用語「Fc領域」は、免疫グロブリン重鎖のC末端領域を定義するために使用される。「Fc領域」は、天然配列のFc領域又は変異体Fc領域でもよい。免疫グロブリン重鎖のFc領域の境界は変化する可能性があるが、通常ヒトIgG重鎖のFc領域は、Cys226位のアミノ酸残基又はPro230位から、そのカルボキシル末端までのストレッチとして定義される。Fc領域の残基の番号は、Kabat のEU指数の番号である。免疫グロブリンのFc領域は、一般に2つの定常ドメイン、CH2とCH3を含む。当技術分野で知られているように、Fc領域は2量体又は単量体の形で存在し得る。

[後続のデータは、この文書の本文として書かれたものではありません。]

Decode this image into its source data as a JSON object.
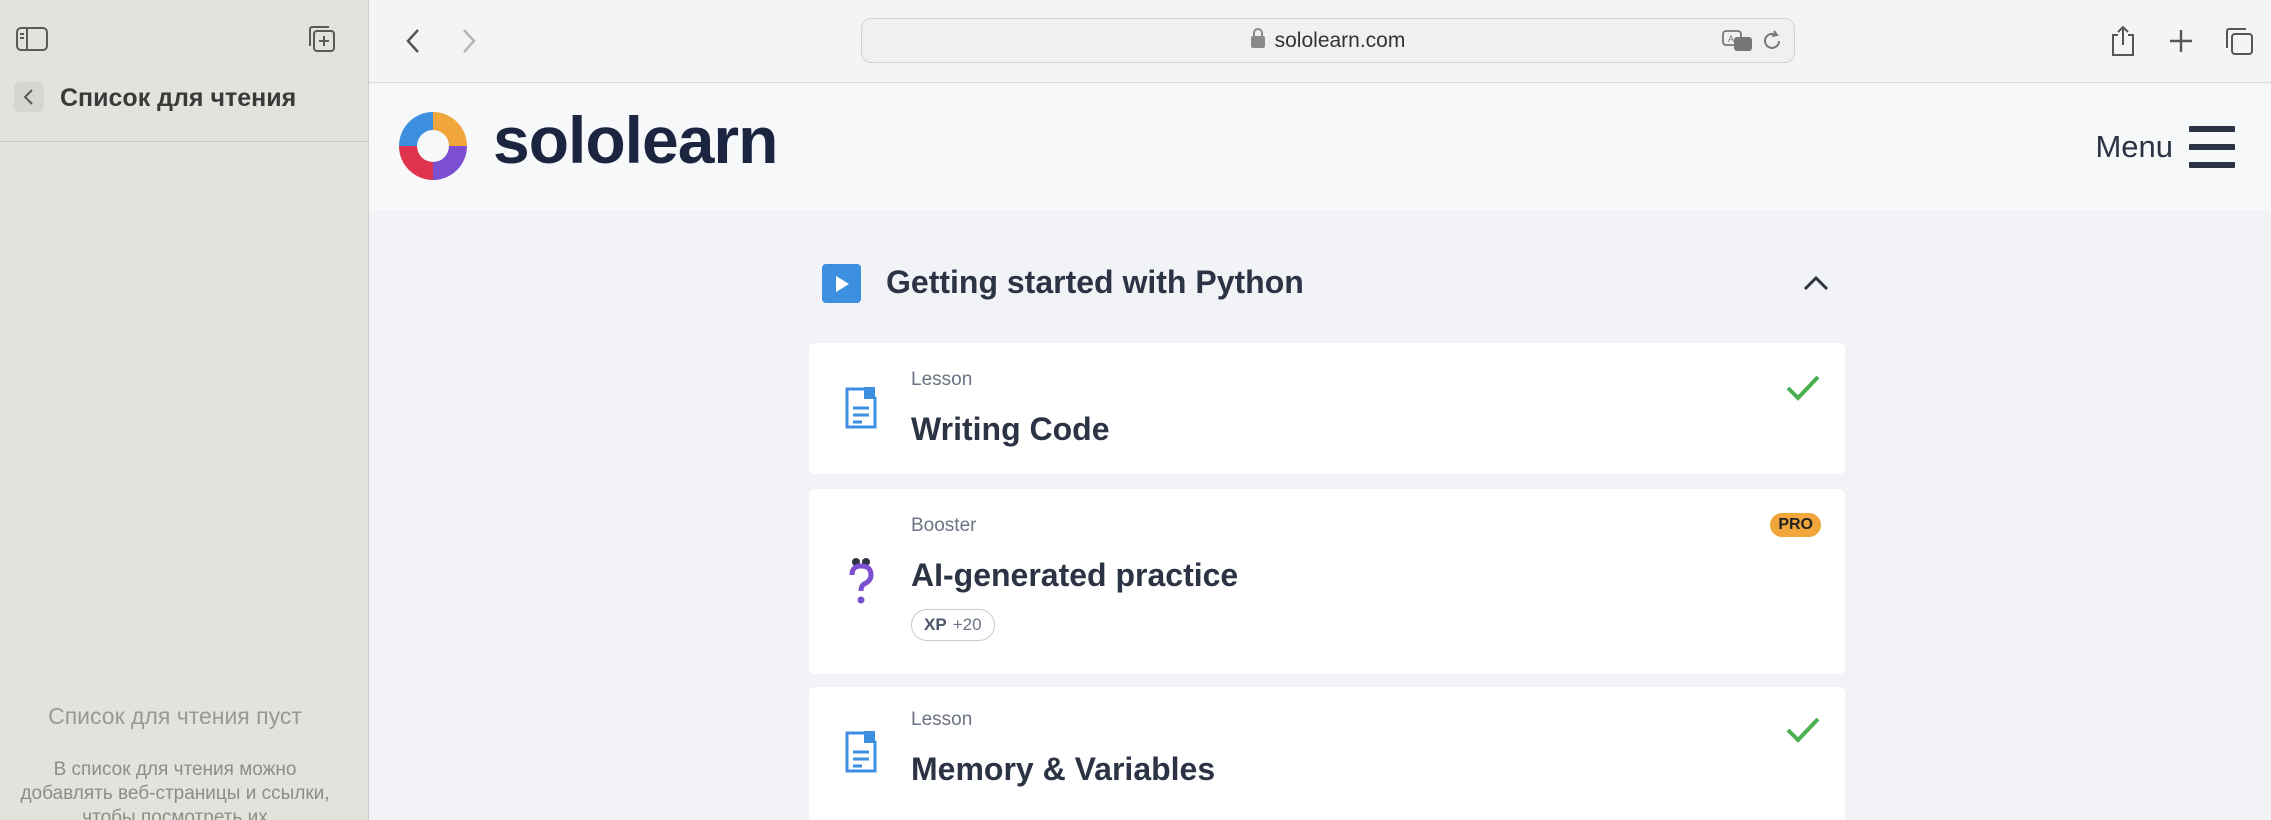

抗体の「可変領域」とは、単独の又は組み合わせた、抗体軽鎖の可変領域又は抗体重鎖の可変領域を指す。当技術分野で知られているように、重鎖及び軽鎖の可変領域はそれぞれ、超可変領域としても知られている3つの相補性決定領域(CDR)によって接続された4つのフレームワーク領域(FR)から成り、抗体の抗原結合部位の形成に寄与する。例えば抗体をヒト化又は最適化する際にCDRに隣接するFRを選択する場合、同じ標準クラスのCDR配列を含む抗体からのFRが好ましい。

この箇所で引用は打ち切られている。